Limfoma Hodgkin adalah sebuah penyakit yang sering kali tidak terdiagnosis dengan tepat hingga mencapai stadium lanjut.

BACA JUGA: Jangan Remehkan Limfoma Hodgkin, Akibatnya Fatal, Kenali Gejala & Penanganannya

Oleh karenan itu penting edukasi mengenai perlunya deteksi dini, juga dukungan bagi para pasien yang tengah berjuang melawan kanker ini.

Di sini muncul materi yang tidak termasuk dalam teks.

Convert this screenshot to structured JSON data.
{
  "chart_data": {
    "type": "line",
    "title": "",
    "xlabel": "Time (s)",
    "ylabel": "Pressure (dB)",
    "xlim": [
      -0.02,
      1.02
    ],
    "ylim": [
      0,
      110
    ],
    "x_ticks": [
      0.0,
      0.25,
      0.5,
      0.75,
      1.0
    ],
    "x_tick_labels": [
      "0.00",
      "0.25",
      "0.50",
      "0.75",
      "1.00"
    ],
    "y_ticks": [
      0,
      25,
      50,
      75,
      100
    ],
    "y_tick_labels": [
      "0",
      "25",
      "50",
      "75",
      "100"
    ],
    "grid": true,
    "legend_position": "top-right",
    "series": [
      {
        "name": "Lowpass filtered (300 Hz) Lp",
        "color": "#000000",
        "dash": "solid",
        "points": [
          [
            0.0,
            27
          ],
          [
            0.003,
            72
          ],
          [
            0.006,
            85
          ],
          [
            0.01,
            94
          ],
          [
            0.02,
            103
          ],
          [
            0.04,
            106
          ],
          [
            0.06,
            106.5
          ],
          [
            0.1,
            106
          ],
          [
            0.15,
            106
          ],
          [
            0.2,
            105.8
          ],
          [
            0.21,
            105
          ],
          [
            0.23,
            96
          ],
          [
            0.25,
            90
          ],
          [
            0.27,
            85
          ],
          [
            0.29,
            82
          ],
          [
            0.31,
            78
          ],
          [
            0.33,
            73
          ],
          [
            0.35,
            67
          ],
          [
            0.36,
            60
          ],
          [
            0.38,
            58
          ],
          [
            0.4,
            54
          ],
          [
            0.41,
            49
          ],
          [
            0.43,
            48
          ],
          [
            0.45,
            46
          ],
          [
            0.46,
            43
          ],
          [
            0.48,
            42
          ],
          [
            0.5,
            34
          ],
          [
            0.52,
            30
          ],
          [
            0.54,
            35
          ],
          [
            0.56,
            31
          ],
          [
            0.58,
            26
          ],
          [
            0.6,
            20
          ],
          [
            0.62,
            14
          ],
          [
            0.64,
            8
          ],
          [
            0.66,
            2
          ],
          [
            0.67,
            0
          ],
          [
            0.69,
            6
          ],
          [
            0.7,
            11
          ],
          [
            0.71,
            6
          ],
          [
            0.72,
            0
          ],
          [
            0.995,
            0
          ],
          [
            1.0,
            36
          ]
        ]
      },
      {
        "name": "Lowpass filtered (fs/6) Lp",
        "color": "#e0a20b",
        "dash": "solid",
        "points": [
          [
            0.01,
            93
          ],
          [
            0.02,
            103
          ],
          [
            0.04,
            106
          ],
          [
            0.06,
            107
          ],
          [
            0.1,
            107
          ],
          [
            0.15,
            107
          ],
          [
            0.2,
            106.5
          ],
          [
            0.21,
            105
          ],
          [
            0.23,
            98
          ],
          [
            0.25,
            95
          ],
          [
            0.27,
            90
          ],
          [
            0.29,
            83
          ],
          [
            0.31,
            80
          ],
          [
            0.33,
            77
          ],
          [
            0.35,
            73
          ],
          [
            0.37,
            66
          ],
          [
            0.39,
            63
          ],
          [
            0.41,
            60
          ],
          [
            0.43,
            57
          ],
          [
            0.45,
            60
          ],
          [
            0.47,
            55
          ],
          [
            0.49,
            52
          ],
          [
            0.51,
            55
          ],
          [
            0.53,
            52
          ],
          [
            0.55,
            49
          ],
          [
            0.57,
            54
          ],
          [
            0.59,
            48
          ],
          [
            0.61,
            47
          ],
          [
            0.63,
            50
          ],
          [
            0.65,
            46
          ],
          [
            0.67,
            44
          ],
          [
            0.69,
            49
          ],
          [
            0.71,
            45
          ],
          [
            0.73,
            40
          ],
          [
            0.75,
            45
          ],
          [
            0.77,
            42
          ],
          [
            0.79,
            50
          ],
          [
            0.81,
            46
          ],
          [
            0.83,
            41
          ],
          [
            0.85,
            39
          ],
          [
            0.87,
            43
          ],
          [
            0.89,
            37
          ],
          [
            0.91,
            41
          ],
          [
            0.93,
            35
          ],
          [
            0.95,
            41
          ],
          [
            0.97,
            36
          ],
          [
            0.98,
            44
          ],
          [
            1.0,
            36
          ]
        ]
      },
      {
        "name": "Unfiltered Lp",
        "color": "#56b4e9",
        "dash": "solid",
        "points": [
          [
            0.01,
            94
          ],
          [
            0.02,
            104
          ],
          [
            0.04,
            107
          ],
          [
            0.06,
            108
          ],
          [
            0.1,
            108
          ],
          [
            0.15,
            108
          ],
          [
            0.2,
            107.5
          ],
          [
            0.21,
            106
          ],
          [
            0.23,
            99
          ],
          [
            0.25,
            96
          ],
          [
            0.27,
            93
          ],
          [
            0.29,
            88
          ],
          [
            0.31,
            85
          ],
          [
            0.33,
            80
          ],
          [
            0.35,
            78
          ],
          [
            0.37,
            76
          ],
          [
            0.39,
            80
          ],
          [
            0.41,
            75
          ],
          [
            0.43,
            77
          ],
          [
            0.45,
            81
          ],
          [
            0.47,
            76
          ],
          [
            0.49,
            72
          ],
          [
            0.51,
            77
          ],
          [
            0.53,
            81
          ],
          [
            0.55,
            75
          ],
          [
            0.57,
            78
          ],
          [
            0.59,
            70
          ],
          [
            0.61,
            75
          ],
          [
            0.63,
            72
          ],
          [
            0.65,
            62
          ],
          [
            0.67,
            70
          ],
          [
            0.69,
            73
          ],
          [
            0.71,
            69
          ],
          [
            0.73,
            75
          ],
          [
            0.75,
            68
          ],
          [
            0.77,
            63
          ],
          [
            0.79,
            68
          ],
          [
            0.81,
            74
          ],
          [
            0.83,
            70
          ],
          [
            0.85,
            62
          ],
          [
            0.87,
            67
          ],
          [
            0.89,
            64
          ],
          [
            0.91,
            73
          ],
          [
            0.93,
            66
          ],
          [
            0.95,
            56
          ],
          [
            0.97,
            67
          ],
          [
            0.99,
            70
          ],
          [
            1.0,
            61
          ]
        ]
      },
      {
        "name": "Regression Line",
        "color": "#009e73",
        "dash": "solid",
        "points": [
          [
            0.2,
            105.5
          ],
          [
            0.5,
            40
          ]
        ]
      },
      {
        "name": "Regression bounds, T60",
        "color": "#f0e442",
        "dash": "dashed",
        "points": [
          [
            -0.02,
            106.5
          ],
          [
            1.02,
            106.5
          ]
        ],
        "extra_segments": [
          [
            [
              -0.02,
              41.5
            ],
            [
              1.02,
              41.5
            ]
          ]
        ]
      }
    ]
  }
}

"Di Indonesia, kesadaran mengenai Limfoma Hodgkin masih sangat rendah," kata Dr. dr. Andhika Rachman, SpPD-KHOM, pakar hematologi-onkologi dalam edukasi "Kenali Limfoma Hodgkin" yang digelar PT Takeda Indonesia bekerja sama dengan Kementerian Kesehatan, Kamis (26/9).

BACA JUGA: Transplantasi Sel Punca Darah jadi Solusi Pasien Talasemia Mayor

Dia menjelaskan gejala-gejala Limfoma Hodgkin yang tidak spesifik sering kali membuat penyakit ini sulit dikenali, dan banyak pasien baru mengetahui bahwa mereka mengidap kanker setelah penyakitnya mencapai tahap lanjut.

Oleh karena itu, perlu menyediakan wadah untuk menyuarakan kebutuhan tatalaksana serta harapan mereka yang berjuang mengatasi penyakit ini.

BACA JUGA: Diagnosis HER2 jadi Terobosan Baru Pengobatan Kanker Payudara

"Limfoma adalah salah satu jenis kanker yang menyerang sistem limfatik, bagian penting dari sistem kekebalan tubuh manusia," ucapnya.

Ada dua jenis utama limfoma, yaitu Limfoma Hodgkin dan non-Hodgkin.

Limfoma Hodgkin, meskipun lebih jarang ditemukan, memiliki ciri khas sel Reed-Sternberg dan biasanya menyerang orang dewasa muda serta mereka yang berusia di atas 55 tahun. 

Menurut data Globocan 2022, di wilayah Asia Tenggara tercatat 12.308 kasus baru Limfoma Hodgkin dan 4.410 kematian.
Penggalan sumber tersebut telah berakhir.